I had my birthday in here, turned 29 stuck in fucking rehab, one step further from going out on top like my hero. They said I would have died if I landed on the driveway, or if the emergency response vehicles weren't already on their way. I guess I'm glad to be alive, but Amy Winehouse wouldn't get stuck like this. I lost too much time waiting for someone else to rescue me.

Aug 5 | 7:07pm |

"Think we'll make the World Series again?" The nurse spoke extra slow.

I hated her talking down to me, but I smiled and gave the helpless act she expected. "Wheel me over. Let's see what happens."

The nurse used a big plastic scoop to shift me across the bed to where my ass would drop into the wheelchair, everything like normal. I didn't want her to know how well I thought I was.

It's been two months since I fell off the roof, but there's still a haze over everything I see and hear. Each movement takes all my strength, like the height of a hangover, but I'm used to that. I fight for focus, like I'm constantly about a bottle gone, but I have plenty of practice with that too.

As she wheeled me down the hallway, I waited for my view of the exit light. Knowing the exits are important, in case the building catches fire. When I saw it, I gripped my wheels, turned out of her control and started my big escape scene.

Another member of the hospital staff moved to stop me. He didn't know, but I was pretty sure I could use my legs.

I kicked him in the knee to keep him from following me, but it hurt me too.

When I made it through the door, I was out of the building, and I dumped the wheelchair into the bushes.

The hospital gown wasn't a great disguise, but I joined a group of patients on the same path and tried to blend in. My knees were wobbly, but I used my drum training to keep a steady pace and started looking for a getaway car. Mine was probably still stashed walking distance from the Dude's house.

Arms wrapped around my shoulders. The guy I kneecapped caught up to me. Another guy circled around in front of us to lead me back into the building.

My injuries gave me an advantage I didn't have during the fight on the rooftop. The world felt like I was drunk, and I fight with all my strength when I'm drunk.

I let myself go limp so the guy grabbing me had to support all my weight. Then I pushed off with my knees and flailed back with my skull.

He shouted in pain. I don't know what I hit, but it also hurt me like a motherfucker. My head was ringing.

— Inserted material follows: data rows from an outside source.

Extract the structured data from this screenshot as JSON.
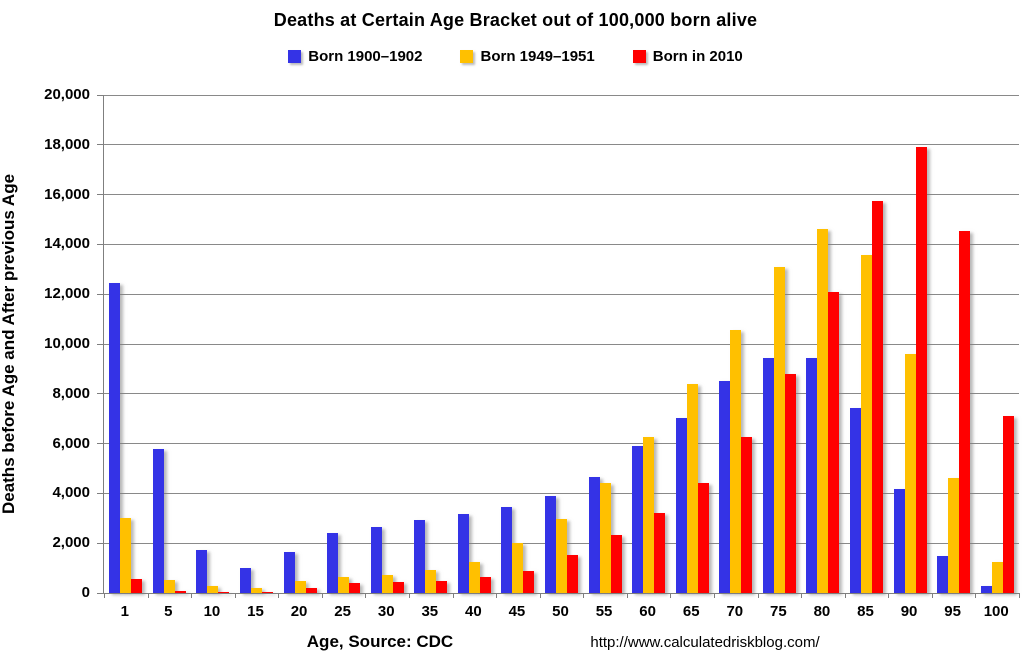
{
  "title": "Deaths at Certain Age Bracket out of 100,000 born alive",
  "y_axis": {
    "label": "Deaths before Age and After previous Age",
    "tick_labels": [
      "20,000",
      "18,000",
      "16,000",
      "14,000",
      "12,000",
      "10,000",
      "8,000",
      "6,000",
      "4,000",
      "2,000",
      "0"
    ]
  },
  "x_axis": {
    "label": "Age, Source: CDC",
    "source_url": "http://www.calculatedriskblog.com/"
  },
  "colors": {
    "born_1900_1902": "#3433E6",
    "born_1949_1951": "#FFC000",
    "born_2010": "#FF0000",
    "gridline": "#898989",
    "axis": "#7F7F7F"
  },
  "chart_data": {
    "type": "bar",
    "title": "Deaths at Certain Age Bracket out of 100,000 born alive",
    "xlabel": "Age, Source: CDC",
    "ylabel": "Deaths before Age and After previous Age",
    "ylim": [
      0,
      20000
    ],
    "ytick_step": 2000,
    "grid": true,
    "legend_position": "top",
    "categories": [
      "1",
      "5",
      "10",
      "15",
      "20",
      "25",
      "30",
      "35",
      "40",
      "45",
      "50",
      "55",
      "60",
      "65",
      "70",
      "75",
      "80",
      "85",
      "90",
      "95",
      "100"
    ],
    "series": [
      {
        "name": "Born 1900–1902",
        "color": "#3433E6",
        "values": [
          12450,
          5780,
          1710,
          1020,
          1660,
          2420,
          2660,
          2930,
          3160,
          3440,
          3890,
          4660,
          5900,
          7010,
          8520,
          9420,
          9420,
          7450,
          4160,
          1480,
          300
        ]
      },
      {
        "name": "Born 1949–1951",
        "color": "#FFC000",
        "values": [
          3000,
          520,
          280,
          215,
          480,
          640,
          720,
          920,
          1260,
          1990,
          2990,
          4400,
          6280,
          8390,
          10570,
          13100,
          14600,
          13570,
          9590,
          4600,
          1250
        ]
      },
      {
        "name": "Born in 2010",
        "color": "#FF0000",
        "values": [
          550,
          70,
          30,
          35,
          195,
          410,
          440,
          500,
          640,
          900,
          1520,
          2310,
          3230,
          4410,
          6270,
          8790,
          12100,
          15760,
          17900,
          14550,
          7100
        ]
      }
    ]
  }
}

It didn't work like that in the movies. He let me go, but I wasn't ready to support my own weight again.

The ground hit me. I reached out, grabbed someone's foot and pulled. A crocs shoe came off in my hand. I needed shoes for my getaway, but I held it up as a weapon, ready to hit anyone who came at me. "I'm not going to let the system look in my brain anymore." I almost didn't recognize my own voice. The words were a dull mumble.

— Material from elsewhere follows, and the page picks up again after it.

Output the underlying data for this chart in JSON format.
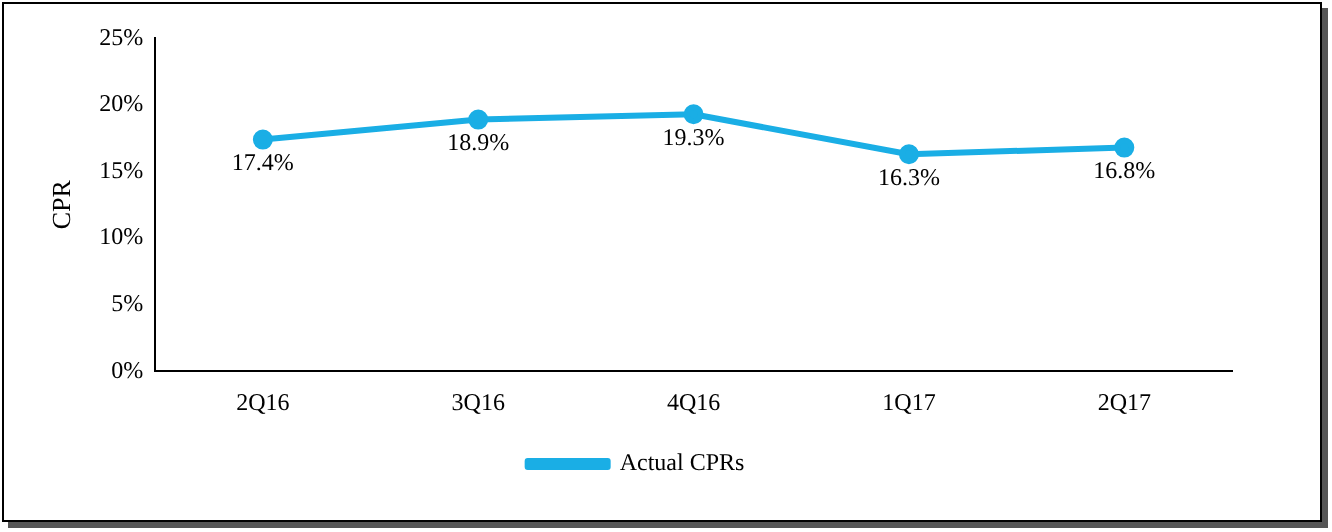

The bigger guy sighed and looked at the other one. "Fifty-one fifty?" I didn't know what that meant, but from the calm in his voice, this wasn't a matter of life and death to him, just another day at work.

"You don't understand." I tried to explain. "It can infiltrate. It's gonna watch everyone."

The first guy's hand covered his face where my skull hit. "We better call that friend. He told us this might happen."

I used everything I had to fight unconsciousness. I lost.